Since I can remember, mushrooms have been in my top 3 “Nope, not gonna put that in my mouth” list. I cook with mushrooms a lot and I make some crave-worthy dishes with them. Everyone is always amazed at how I do it when I won’t put one in my mouth, lol! I ask questions…I understand how mushrooms work flavor-wise and know what my husband, family and friends love most about mushrooms in general and somehow I just do it.

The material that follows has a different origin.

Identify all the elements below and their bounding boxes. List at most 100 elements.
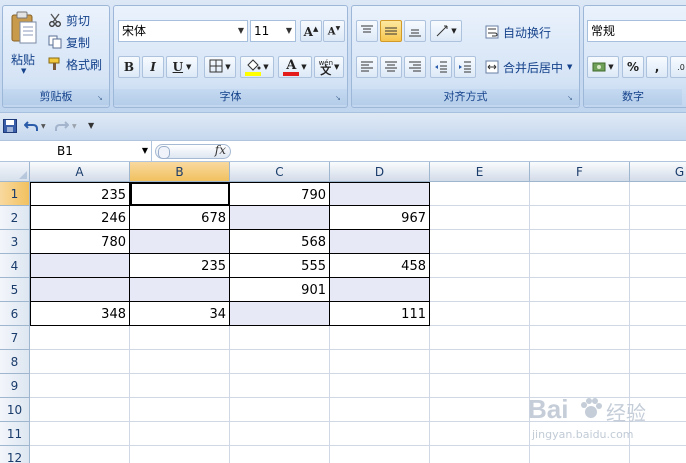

I had the idea for these for my husband and kids, the day I began tinkering with these Cheesy Mushroom Meatless Meatballs , my sister was here. She is a true mushroom lover (like my husband). So I was shoving bites her way asking 32 questions about flavor texture taste etc since ya know I don’t eat mushrooms. Then I decided…what the heck and popped one in my mouth. I was shocked at the taste…This mushroom-avoider went back for a second, a third and a fourth. I had to get out of my own head, but man the taste is really really good! This is the third time in the last few years I decided to eat anything mushroom and and enjoyed them each time. The first time was at a vegetarian’s book launch. The second was with the Mushroom Council. I guess I have turned a corner 🙂
When my 15 year old some got home from school, I said “here Connor, I made some meatballs”. He inhaled them. Then I asked “what kind of meat do you think i used in these?”. He guessed lamb and asked for more…Should I tell him?? Haha, I did tell him and he was amazed…and he did eat more!
Let me know what you think!
- 1 TBS grapeseed or olive oil
- 1 pound of mushrooms, minced (I used white mushrooms)
- Salt and black pepper
- ½ TBS butter
- ½ cup of Vidallia onion, minced
- 5 cloves of garlic, minced
- ¾ cup shredded Mozzarella cheese
- ½ cup chopped parsley
- ¾ cup to 1 cup of breadcrumbs
- 1 large egg
- Cayenne (red) pepper (optional)
- Heat your oil, over medium heat.
- Saute for about 6 minutes, add in the onions and garlic and continue to cook, stirring often, until the liquid is gone.
- Season with salt and pepper.
- Add in the butter and cook until the mixture begins to brown. The darker brown the mushrooms become, the richer tasting they will be.
- Remove from heat and add in the Mozzarella. Allow the mixture to cool for 15 minutes or so.
- Add in the parsley and ¾ of the breadcrumbs, stir to combine.
- Mix in the egg.
- Season a bit more with Salt & pepper and if you like a bit of heat some Cayenne pepper.
- If mixture still looks wet, add in another ¼ cup of breadcrumbs.
- Refrigerate at least 1 hour and up to overnight.
- The flavors will mingle and the consistency will be better for the balls.
- When ready to cook, preheat your oven to 350 degrees and form into meatball shape.
- It's OK if they seem moist, they will hold together.
- Heat some grapeseed or olive oil in a non-stick frying pan and brown your mushroom. You want them crispy...yet not burnt.
- Transfer to the oven and cook for 15 minutes.
- Serve them with Jar Goods Sauce (we love them with the Classic Spicy Sauce) on their own, topped with some fresh Parmesan cheese, with pasta or on a roll with some greens. Yummmm!